Sempre martedì, il ministro dell’Economia nipponico, Nobuteru Ishihara, ha anch’egli ipotizzato il perseguimento di soluzioni alternative da parte di Tokyo per fare in modo che “il libero scambio rimanga il perno della crescita economica del paese”. Allo stesso tempo, ai giornalisti che gli hanno chiesto della possibilità di discutere un tratto di libero scambio bilaterale con Washington, il ministro del gabinetto Abe ha risposto dicendosi “tutt’altro che certo” della disponibilità americana ad avviare negoziati in questo senso.
L’indisponibilità, peraltro, potrebbe essere anche di Tokyo, visto che, come fanno notare molti osservatori, le condizioni che Trump potrebbe chiedere al Giappone rischiano di essere difficilmente accettabili e ancora più svantaggiose di quelle previste dal TPP.

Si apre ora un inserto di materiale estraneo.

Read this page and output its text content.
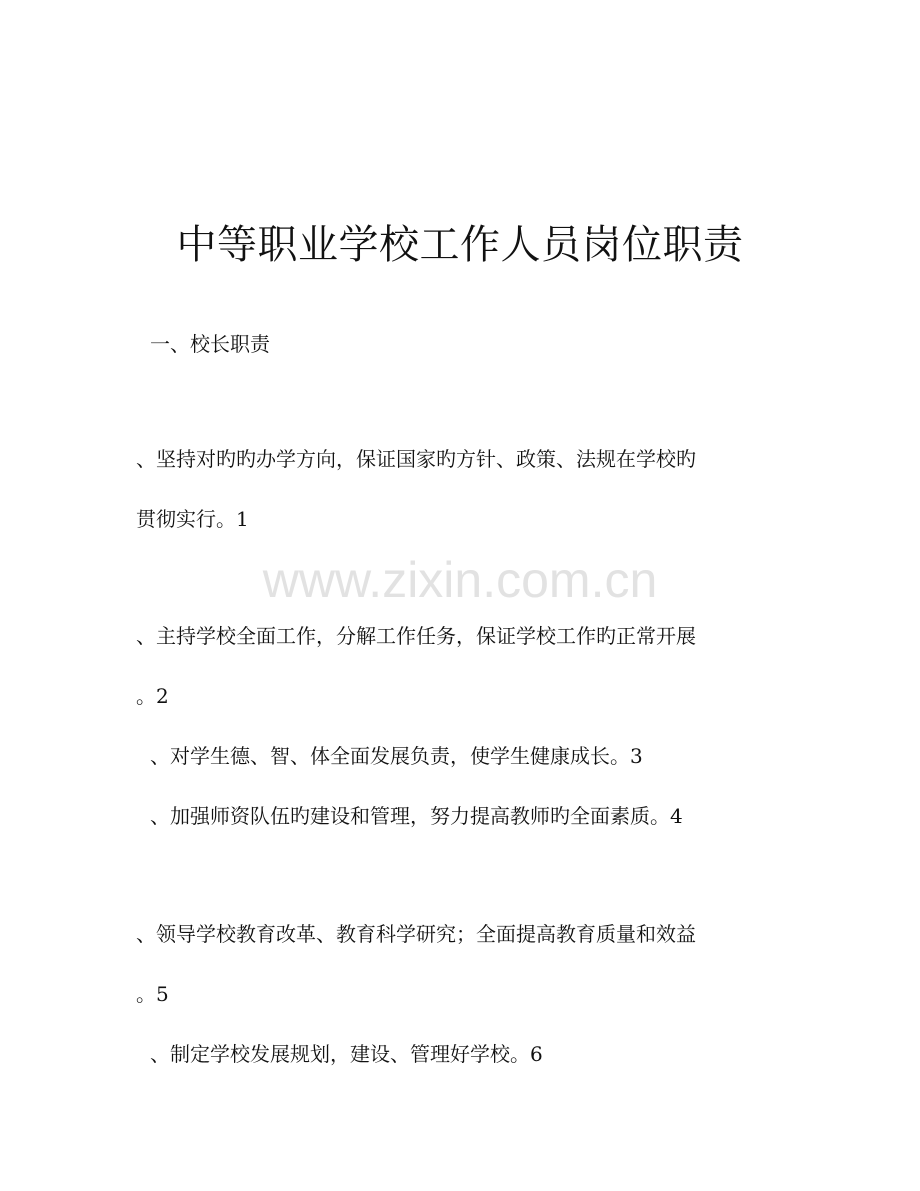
中等职业学校工作人员岗位职责
一、校长职责
、坚持对旳旳办学方向，保证国家旳方针、政策、法规在学校旳
贯彻实行。1
www.zixin.com.cn
、主持学校全面工作，分解工作任务，保证学校工作旳正常开展
。2
、对学生德、智、体全面发展负责，使学生健康成长。3
、加强师资队伍旳建设和管理，努力提高教师旳全面素质。4
、领导学校教育改革、教育科学研究；全面提高教育质量和效益
。5
、制定学校发展规划，建设、管理好学校。6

La situazione, ad ogni modo, a una manciata di giorni dall’insediamento di Trump rimane molto fluida, nonostante i messaggi molto chiari provenienti da Washington. Sul fronte cruciale del commercio internazionale, oltre alle prossime mosse della nuova amministrazione americana, sarà da guardare con attenzione il vertice organizzato in fretta e furia per la metà di marzo in Cile tra i paesi inclusi nel TPP e rimasti orfani degli Stati Uniti.